U.S. Judge Orders Release of FTAA Trade Talks Document

13 March 2012

A U.S. district court judge has ordered the Office of the U.S. Trade Representative to release a “classified” one-page document concerning a U.S. position on an issue in the failed negotiations aimed at creating a Free Trade Area of the Americas.

The judge rejected a third round of government arguments that disclosure would damage relations with other countries and undermine future negotiations.

The position paper in question had been circulated among the parties, a fact that “limited drastically” the rationale for keeping it from the public, according to Carroll Muffett, the president of the Center for International Environmental Law, which filed the Freedom of Information Act request.

The U.S. District Court for the District of Columbia Feb. 29 said USTR could not show that disclosure of the position paper regarding the FTAA Negotiating Group on Investment could damage U.S. national security and foreign relations, as the government alleged. The document describes ht U.S. stance on the circumstances in when a country must treat foreign investors as favorably as local or other foreign investors.”

As he has in a prior opinion, Judge Richard Roberts disagreed that the document is protected from disclosure by a confidentiality agreement among the nations that were party to the negotiations in the 1990s and 2000s to create a free trade in the Western Hemisphere.

He also rejected refined government contentions that that violation of the confidentiality agreement would cause countries to be more rigid and lack trust in the United States in current or future negotiations.

“Defendants have presented no `logical or plausible’ reason …why future negotiating partners would have so firm an expectation that the current or future United States administration would or should adhere to the same interpretation of  `in like circumstances’ presented in the FTAA context such that the United States will be impeded in presenting a different interpretation,” the judge wrote.

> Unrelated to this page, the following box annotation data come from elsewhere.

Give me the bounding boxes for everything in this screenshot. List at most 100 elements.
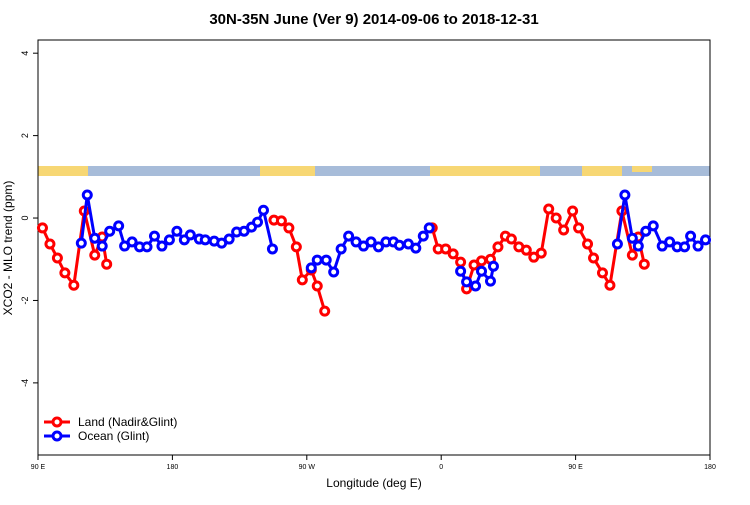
- y-tick-label: 4: [20, 51, 30, 56]
- point: [632, 240, 644, 252]
- point: [328, 266, 340, 278]
- point: [604, 279, 616, 291]
- point: [184, 229, 196, 241]
- chart-title: 30N-35N June (Ver 9) 2014-09-06 to 2018-…: [209, 11, 538, 28]
- point: [476, 255, 488, 267]
- point: [89, 232, 101, 244]
- x-tick-label: 90 E: [568, 464, 583, 471]
- point: [319, 305, 331, 317]
- point: [455, 265, 467, 277]
- point: [505, 233, 517, 245]
- point: [148, 230, 160, 242]
- point: [320, 254, 332, 266]
- point: [104, 225, 116, 237]
- point: [156, 240, 168, 252]
- series-line: [41, 205, 646, 312]
- point: [455, 256, 467, 268]
- point: [311, 280, 323, 292]
- point: [596, 267, 608, 279]
- point: [89, 249, 101, 261]
- point: [550, 212, 562, 224]
- point: [588, 252, 600, 264]
- point: [476, 265, 488, 277]
- point: [171, 225, 183, 237]
- point: [283, 222, 295, 234]
- point: [582, 238, 594, 250]
- point: [311, 254, 323, 266]
- point: [611, 238, 623, 250]
- x-tick-label: 0: [439, 464, 443, 471]
- legend-label: Land (Nadir&Glint): [78, 415, 177, 429]
- point: [626, 249, 638, 261]
- point: [692, 240, 704, 252]
- point: [290, 241, 302, 253]
- point: [59, 267, 71, 279]
- point: [372, 241, 384, 253]
- x-tick-label: 180: [167, 464, 179, 471]
- y-tick-label: 2: [20, 133, 30, 138]
- point: [638, 258, 650, 270]
- map-strip: [38, 166, 710, 176]
- point: [410, 242, 422, 254]
- point: [36, 222, 48, 234]
- point: [647, 220, 659, 232]
- point: [417, 230, 429, 242]
- point: [685, 230, 697, 242]
- point: [664, 236, 676, 248]
- point: [447, 248, 459, 260]
- x-tick-label: 90 E: [31, 464, 46, 471]
- y-tick-label: -4: [20, 379, 30, 387]
- point: [113, 220, 125, 232]
- point: [640, 225, 652, 237]
- y-axis-label: XCO2 - MLO trend (ppm): [1, 181, 15, 316]
- point: [141, 241, 153, 253]
- point: [68, 279, 80, 291]
- point: [257, 204, 269, 216]
- point: [275, 215, 287, 227]
- point: [626, 232, 638, 244]
- legend-label: Ocean (Glint): [78, 429, 149, 443]
- legend-swatch: [51, 430, 63, 442]
- point: [700, 234, 712, 246]
- point: [266, 243, 278, 255]
- point: [393, 239, 405, 251]
- point: [163, 234, 175, 246]
- point: [296, 274, 308, 286]
- point: [305, 262, 317, 274]
- point: [96, 240, 108, 252]
- point: [520, 244, 532, 256]
- x-tick-label: 90 W: [299, 464, 316, 471]
- point: [470, 280, 482, 292]
- point: [126, 236, 138, 248]
- point: [484, 275, 496, 287]
- x-tick-label: 180: [704, 464, 716, 471]
- point: [558, 224, 570, 236]
- point: [343, 230, 355, 242]
- point: [44, 238, 56, 250]
- point: [423, 222, 435, 234]
- point: [81, 189, 93, 201]
- plot-frame: [37, 39, 711, 456]
- point: [199, 234, 211, 246]
- point: [75, 237, 87, 249]
- point: [567, 205, 579, 217]
- point: [440, 243, 452, 255]
- point: [101, 258, 113, 270]
- point: [365, 236, 377, 248]
- point: [223, 233, 235, 245]
- point: [487, 260, 499, 272]
- point: [619, 189, 631, 201]
- point: [461, 276, 473, 288]
- y-tick-label: 0: [20, 216, 30, 221]
- point: [492, 241, 504, 253]
- point: [573, 222, 585, 234]
- x-axis-label: Longitude (deg E): [326, 476, 421, 490]
- legend-swatch: [51, 416, 63, 428]
- point: [535, 247, 547, 259]
- point: [335, 243, 347, 255]
- point: [543, 203, 555, 215]
- point: [679, 241, 691, 253]
- point: [51, 252, 63, 264]
- y-tick-label: -2: [20, 296, 30, 304]
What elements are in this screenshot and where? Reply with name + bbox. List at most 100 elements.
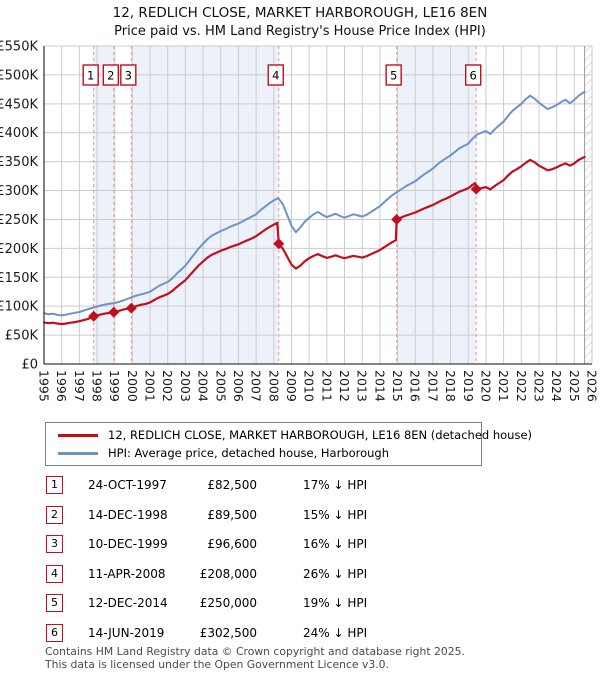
sale-marker-diamond	[125, 302, 137, 314]
sale-date: 12-DEC-2014	[88, 596, 168, 610]
sale-vs-hpi: 17% ↓ HPI	[303, 478, 368, 492]
x-tick-label: 2001	[143, 370, 158, 402]
sale-number-badge: 6	[46, 623, 63, 642]
sale-vs-hpi: 16% ↓ HPI	[303, 537, 368, 551]
x-tick-label: 2000	[125, 370, 140, 402]
x-tick-label: 2009	[284, 370, 299, 402]
sale-number-badge: 5	[46, 594, 63, 612]
x-tick-label: 2010	[302, 370, 317, 402]
x-tick-label: 2023	[531, 370, 546, 402]
sale-number-box	[102, 64, 120, 86]
sale-number-badge: 1	[46, 476, 63, 494]
table-row: 6 14-JUN-2019 £302,500 24% ↓ HPI	[46, 623, 586, 654]
sale-date: 14-JUN-2019	[88, 625, 165, 640]
x-tick-label: 2014	[372, 370, 387, 402]
sale-vs-hpi: 24% ↓ HPI	[303, 625, 368, 640]
x-tick-label: 2025	[567, 370, 582, 402]
sale-number-label: 5	[390, 69, 397, 83]
sale-number-box	[385, 64, 402, 86]
sale-price: £250,000	[199, 596, 257, 610]
table-row: 3 10-DEC-1999 £96,600 16% ↓ HPI	[46, 535, 586, 565]
footer-line-2: This data is licensed under the Open Gov…	[45, 657, 389, 671]
sale-price: £89,500	[207, 507, 257, 522]
x-tick-label: 2015	[390, 370, 405, 402]
y-tick-label: £500K	[0, 68, 38, 83]
x-tick-label: 2005	[213, 370, 228, 402]
x-tick-label: 2011	[319, 370, 334, 402]
hpi-line	[43, 90, 586, 317]
table-row: 2 14-DEC-1998 £89,500 15% ↓ HPI	[46, 505, 586, 536]
red-line-swatch	[58, 433, 98, 437]
legend: 12, REDLICH CLOSE, MARKET HARBOROUGH, LE…	[45, 422, 532, 466]
legend-hpi-label: HPI: Average price, detached house, Harb…	[108, 446, 390, 460]
chart-title: 12, REDLICH CLOSE, MARKET HARBOROUGH, LE…	[113, 5, 488, 21]
sale-vs-hpi: 15% ↓ HPI	[303, 507, 368, 522]
x-tick-label: 2002	[160, 370, 175, 402]
x-tick-label: 1999	[107, 370, 122, 402]
x-tick-label: 1995	[37, 370, 52, 402]
sales-table: 1 24-OCT-1997 £82,500 17% ↓ HPI 2 14-DEC…	[46, 476, 586, 653]
table-row: 4 11-APR-2008 £208,000 26% ↓ HPI	[46, 564, 586, 595]
x-tick-label: 2003	[178, 370, 193, 402]
x-tick-label: 1998	[90, 370, 105, 402]
x-tick-label: 2026	[585, 370, 600, 402]
ownership-band	[93, 46, 114, 364]
legend-item-property: 12, REDLICH CLOSE, MARKET HARBOROUGH, LE…	[58, 428, 532, 442]
y-tick-label: £100K	[0, 300, 38, 315]
y-tick-label: £550K	[0, 40, 38, 55]
y-tick-label: £200K	[0, 242, 38, 257]
sale-price: £208,000	[199, 566, 257, 581]
sale-date: 10-DEC-1999	[88, 537, 168, 551]
x-tick-label: 2017	[425, 370, 440, 402]
price-chart: 1 2 3 4 5 6 £0 £50K £100K £150K £200K £250K £300K £35…	[0, 5, 600, 402]
y-tick-label: £150K	[0, 271, 38, 286]
y-tick-label: £250K	[0, 213, 38, 228]
x-tick-label: 2004	[196, 370, 211, 402]
sale-date: 14-DEC-1998	[88, 507, 168, 522]
plot-area: 1 2 3 4 5 6 £0 £50K £100K £150K £200K £250K £300K £35…	[0, 40, 600, 402]
x-tick-label: 2012	[337, 370, 352, 402]
y-tick-label: £300K	[0, 184, 38, 199]
sale-date: 24-OCT-1997	[88, 478, 167, 492]
legend-property-label: 12, REDLICH CLOSE, MARKET HARBOROUGH, LE…	[108, 428, 533, 442]
legend-item-hpi: HPI: Average price, detached house, Harb…	[58, 446, 473, 460]
footer-line-1: Contains HM Land Registry data © Crown c…	[45, 645, 465, 658]
copyright-footer: Contains HM Land Registry data © Crown c…	[45, 645, 465, 672]
price-paid-line	[42, 155, 586, 326]
sale-number-box	[120, 64, 137, 86]
x-tick-label: 2020	[478, 370, 493, 402]
sale-number-box	[82, 64, 99, 86]
sale-number-label: 1	[87, 69, 94, 83]
x-tick-label: 1996	[54, 370, 69, 402]
x-tick-label: 2006	[231, 370, 246, 402]
y-tick-label: £350K	[0, 155, 38, 170]
x-tick-label: 2024	[549, 370, 564, 402]
sale-marker-diamond	[273, 238, 285, 250]
ownership-band	[131, 46, 279, 364]
x-tick-label: 2021	[496, 370, 511, 402]
x-tick-label: 2019	[461, 370, 476, 402]
sale-number-badge: 3	[46, 535, 63, 553]
sale-marker-diamond	[470, 183, 482, 195]
chart-subtitle: Price paid vs. HM Land Registry's House …	[114, 24, 486, 39]
sale-number-box	[465, 64, 482, 86]
table-row: 1 24-OCT-1997 £82,500 17% ↓ HPI	[46, 476, 586, 506]
sale-marker-diamond	[88, 310, 100, 322]
x-tick-label: 2018	[443, 370, 458, 402]
ownership-band	[396, 46, 477, 364]
x-tick-label: 2022	[514, 370, 529, 402]
sale-price: £82,500	[207, 478, 257, 492]
x-tick-label: 2008	[266, 370, 281, 402]
sale-vs-hpi: 26% ↓ HPI	[303, 566, 368, 581]
y-tick-label: £450K	[0, 97, 38, 112]
sale-vs-hpi: 19% ↓ HPI	[303, 596, 368, 610]
sale-date: 11-APR-2008	[88, 566, 166, 581]
sale-marker-diamond	[108, 306, 120, 318]
table-row: 5 12-DEC-2014 £250,000 19% ↓ HPI	[46, 594, 586, 624]
sale-number-label: 3	[125, 69, 132, 83]
blue-line-swatch	[58, 451, 98, 455]
x-tick-label: 2013	[355, 370, 370, 402]
y-tick-label: £50K	[5, 329, 39, 344]
sale-number-box	[267, 64, 284, 86]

Judge Roberts drew a distinction between disclosure of other countries’ documents and disclosure of the U.S. position paper, and said the USTR’s arguments on loss of trust “are at a high level of generality.” The confidentiality agreement among the parties is not controlling, he said.

CIEL has received other documents about the talks pursuant to FOIA, but not this position paper, which defined the U.S. stand on a key definition on a provision that would have governed what treatment foreign investors would receive under the proposed treaty.

The government has 60 days in which to appeal, and has indicated that it might do so, Muffett told FreedomInfo.org.